Showing Solidarity: Why We March

Photos by Emily Cordonier

“Love trumps hate” was the message echoing through Ottawa’s downtown core Saturday morning as thousands of people took a stand for women’s rights. I arrived along with my husband and two kids at the Ottawa Human Rights Monument, and I was immediately moved by how many people had shown up. Protesters had even bussed in from surrounding communities for this moment, a chance to take to the streets and promote equality for all people. Women, men, children, and seniors all coming together to show solidarity with our American neighbours who were at that same moment preparing to march on Washington.

One of my friends remarked, “who would have guessed this many people would be affected?” But of course, we are all affected and we are seeking a voice. The recent U.S. election has left many of us feeling silenced. The hate-inciting, xenophobic, and misogynistic rhetoric that permeated Donald Trump’s campaign now becomes so much more than just talk, as Trump takes office and begins to set his own policies. For me, waking up the morning after Trump’s victory left me with a sense of disbelief, a feeling that this can’t actually be happening. But it has happened, Donald Trump is the president of the United States.

So, now we protest.

We are not protesting the fact that Trump now sits in the White House, instead we are standing up against the kind of divisive rhetoric that has incited so many of his followers.
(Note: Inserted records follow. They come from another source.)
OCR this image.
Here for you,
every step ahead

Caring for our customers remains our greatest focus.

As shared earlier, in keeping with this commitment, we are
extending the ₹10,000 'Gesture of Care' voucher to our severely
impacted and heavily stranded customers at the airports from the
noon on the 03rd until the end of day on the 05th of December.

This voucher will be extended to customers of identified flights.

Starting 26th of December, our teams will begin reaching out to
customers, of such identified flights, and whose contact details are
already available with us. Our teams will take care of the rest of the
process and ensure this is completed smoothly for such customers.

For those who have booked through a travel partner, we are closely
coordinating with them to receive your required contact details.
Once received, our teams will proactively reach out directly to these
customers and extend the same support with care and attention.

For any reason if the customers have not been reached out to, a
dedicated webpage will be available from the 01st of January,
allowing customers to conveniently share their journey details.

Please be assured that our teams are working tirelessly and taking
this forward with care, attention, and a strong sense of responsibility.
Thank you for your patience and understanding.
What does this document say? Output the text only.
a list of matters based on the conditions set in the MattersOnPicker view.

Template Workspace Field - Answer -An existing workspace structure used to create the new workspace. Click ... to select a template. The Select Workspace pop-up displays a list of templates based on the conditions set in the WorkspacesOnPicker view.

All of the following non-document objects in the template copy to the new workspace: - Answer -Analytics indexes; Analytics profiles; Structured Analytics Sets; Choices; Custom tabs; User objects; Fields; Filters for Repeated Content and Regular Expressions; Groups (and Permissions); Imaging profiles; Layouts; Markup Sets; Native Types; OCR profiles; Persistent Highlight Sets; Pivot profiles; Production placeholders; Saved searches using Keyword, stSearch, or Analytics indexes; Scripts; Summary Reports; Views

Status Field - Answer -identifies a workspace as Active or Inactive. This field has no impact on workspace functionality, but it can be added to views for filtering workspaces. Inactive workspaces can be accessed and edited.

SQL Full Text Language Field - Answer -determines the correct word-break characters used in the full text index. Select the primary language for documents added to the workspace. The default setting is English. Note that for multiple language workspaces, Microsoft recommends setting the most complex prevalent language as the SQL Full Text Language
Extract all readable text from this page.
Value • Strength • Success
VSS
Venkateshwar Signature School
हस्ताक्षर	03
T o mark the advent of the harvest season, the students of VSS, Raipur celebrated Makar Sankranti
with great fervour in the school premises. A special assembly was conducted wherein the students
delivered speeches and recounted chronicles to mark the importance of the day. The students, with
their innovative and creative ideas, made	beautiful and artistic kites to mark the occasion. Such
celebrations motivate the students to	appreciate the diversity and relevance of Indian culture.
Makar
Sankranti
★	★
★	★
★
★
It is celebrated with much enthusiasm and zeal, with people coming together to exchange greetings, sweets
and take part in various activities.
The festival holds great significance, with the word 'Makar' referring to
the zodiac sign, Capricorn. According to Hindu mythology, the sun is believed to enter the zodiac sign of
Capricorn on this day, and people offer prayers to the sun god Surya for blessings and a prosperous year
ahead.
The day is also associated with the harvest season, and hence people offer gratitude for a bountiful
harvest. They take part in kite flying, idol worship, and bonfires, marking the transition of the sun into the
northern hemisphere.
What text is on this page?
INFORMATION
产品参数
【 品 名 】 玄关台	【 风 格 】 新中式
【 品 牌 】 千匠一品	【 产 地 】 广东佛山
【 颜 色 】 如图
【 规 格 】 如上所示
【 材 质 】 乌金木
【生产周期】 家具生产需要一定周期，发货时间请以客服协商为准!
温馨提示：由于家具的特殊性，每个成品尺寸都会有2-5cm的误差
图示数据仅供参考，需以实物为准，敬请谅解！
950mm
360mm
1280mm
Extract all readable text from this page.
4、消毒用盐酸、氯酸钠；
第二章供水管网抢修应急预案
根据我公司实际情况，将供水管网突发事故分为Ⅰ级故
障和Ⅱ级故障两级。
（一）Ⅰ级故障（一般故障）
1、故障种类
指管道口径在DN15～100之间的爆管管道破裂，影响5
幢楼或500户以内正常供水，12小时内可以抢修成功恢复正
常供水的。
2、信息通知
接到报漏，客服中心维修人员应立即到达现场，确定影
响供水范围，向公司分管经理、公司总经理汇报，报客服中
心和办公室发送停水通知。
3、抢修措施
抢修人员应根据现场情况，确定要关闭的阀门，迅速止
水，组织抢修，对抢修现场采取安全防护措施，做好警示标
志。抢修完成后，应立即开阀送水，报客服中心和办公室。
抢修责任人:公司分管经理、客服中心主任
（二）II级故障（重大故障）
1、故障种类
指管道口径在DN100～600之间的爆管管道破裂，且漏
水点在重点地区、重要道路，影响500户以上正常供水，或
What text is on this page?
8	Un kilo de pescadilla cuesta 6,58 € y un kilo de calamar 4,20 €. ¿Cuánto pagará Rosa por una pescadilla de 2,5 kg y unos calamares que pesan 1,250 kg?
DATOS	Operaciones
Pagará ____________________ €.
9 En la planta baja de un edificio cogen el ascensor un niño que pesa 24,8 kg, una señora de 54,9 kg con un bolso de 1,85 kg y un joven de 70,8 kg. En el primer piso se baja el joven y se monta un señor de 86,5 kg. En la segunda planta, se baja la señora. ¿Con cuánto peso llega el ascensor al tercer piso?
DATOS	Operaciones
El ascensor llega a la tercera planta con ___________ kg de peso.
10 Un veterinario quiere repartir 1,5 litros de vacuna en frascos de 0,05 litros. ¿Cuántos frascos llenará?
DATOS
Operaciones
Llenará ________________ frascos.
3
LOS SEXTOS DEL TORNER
The organization of the Women’s March began as an organic and grassroots movement on Facebook, spurred by one grandma’s post following the American election. The effort was spearheaded by a need to tell the incoming administration that women’s rights are human rights. The movement caught on like wildfire, culminating in marches planned for major cities all over the world.

Here in Ottawa, it was amazing to be a part of such a positive and peaceful movement. Signs with a myriad of messages waved in the air, and knit “pussy hats” adorned many heads as we marched together down Laurier from Elgin to Bronson. It was incredibly inspiring to hear the symphony of cheering, clapping and car honks (the happy kind) all along the route. I was moved to tears as I saw the hair stylists at one salon, along with their clients (with dye jobs half-finished), step out of their business to cheer on their support of the marchers.

This was the first time I have ever marched for anything, and it was a wonderful thing to be a part of. One hopes a message has been sent and received. In Canada, we are not immune to the type of politics and rhetoric that have taken hold down south. Let this be our wake-up call. Discrimination against women, and violations of women’s rights will not be tolerated. There is no country that has yet achieved gender equality. It is something we must keep working towards, and we must speak up when someone is pushing us in the wrong direction.